From: Determining the quality and complexity of next-generation sequencing data without a reference genome

Figure 1

Schematic overview of main kPAL principles. (A) An overview of the procedure used by kPAL to assess the frequency of all k-mers within sequencing data. k-mers are identified and counted by a sliding window of size k. The k-mer spectrum can then be produced using the k-mer frequencies. The main functions of kPAL can be divided by their application to single or multiple profiles. For single k-mer profiles, general information about the number of nullomers, total number of counts, distribution of k-mer counts and balance between sequencing information from the plus and minus strands can be obtained with dedicated functions.

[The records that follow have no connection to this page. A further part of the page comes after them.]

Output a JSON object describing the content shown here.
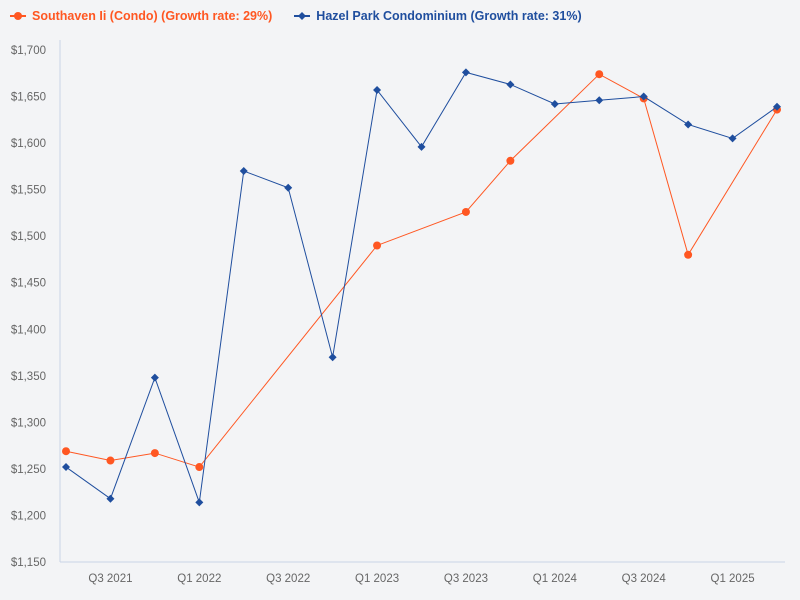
{
  "chart_data": {
    "type": "line",
    "title": "",
    "xlabel": "",
    "ylabel": "",
    "categories": [
      "Q2 2021",
      "Q3 2021",
      "Q4 2021",
      "Q1 2022",
      "Q2 2022",
      "Q3 2022",
      "Q4 2022",
      "Q1 2023",
      "Q2 2023",
      "Q3 2023",
      "Q4 2023",
      "Q1 2024",
      "Q2 2024",
      "Q3 2024",
      "Q4 2024",
      "Q1 2025",
      "Q2 2025"
    ],
    "x_tick_labels": [
      "Q3 2021",
      "Q1 2022",
      "Q3 2022",
      "Q1 2023",
      "Q3 2023",
      "Q1 2024",
      "Q3 2024",
      "Q1 2025"
    ],
    "ylim": [
      1150,
      1700
    ],
    "y_ticks": [
      "$1,150",
      "$1,200",
      "$1,250",
      "$1,300",
      "$1,350",
      "$1,400",
      "$1,450",
      "$1,500",
      "$1,550",
      "$1,600",
      "$1,650",
      "$1,700"
    ],
    "grid": false,
    "legend_position": "top-left",
    "series": [
      {
        "name": "Southaven Ii (Condo) (Growth rate: 29%)",
        "color": "#ff5722",
        "marker": "circle",
        "values": [
          1269,
          1259,
          1267,
          1252,
          null,
          null,
          null,
          1490,
          null,
          1526,
          1581,
          null,
          1674,
          1648,
          1480,
          null,
          1636
        ]
      },
      {
        "name": "Hazel Park Condominium (Growth rate: 31%)",
        "color": "#1f4e9e",
        "marker": "diamond",
        "values": [
          1252,
          1218,
          1348,
          1214,
          1570,
          1552,
          1370,
          1657,
          1596,
          1676,
          1663,
          1642,
          1646,
          1650,
          1620,
          1605,
          1639
        ]
      }
    ]
  }
}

If needed, profiles can be manipulated by the balance, shuffle and shrink functions. The balance function uses a sum of k-mers and their reverse complements to enforce balance between sequence information from the minus or plus strand. The shuffle function is designed to produce random k-mer profiles without changing the overall distribution of counts. (B) kPAL efficiently processes k-mers, as it encodes the sequences with a binary code using specific keys that can also facilitate a quick conversion to the reverse complement. Each nucleotide is represented by a binary code that is subsequently used to construct each k-mer. (C) The strand balance of a given k-mer profile is the overall distance measure between the frequency of the unique k-mer and its reverse complement. Thus, k-mer profiles are split into two sub-profiles that are reverse complements of each other and these are used to calculate the strand balance. (D) By design, kPAL can shrink k-mer profiles of size k to any smaller size. Counts from k-mers that share the first (n – 1) nucleotides are merged to collapse k-mer profiles to a size k – 1. (E) The smoothing function borrows the utility of shrinking and applies it locally to only k-mers that have lower counts than one defined by the user. Thus, for those affected, k-mer counts are merged and dropped to the size k – 1. The smoothing function accepts thresholds for the minimum, maximum or average counts of k-mers that share the first (n – 1) nucleotides but it also accepts user-defined functions. This process reiterates until the threshold condition is met. Prof., profile.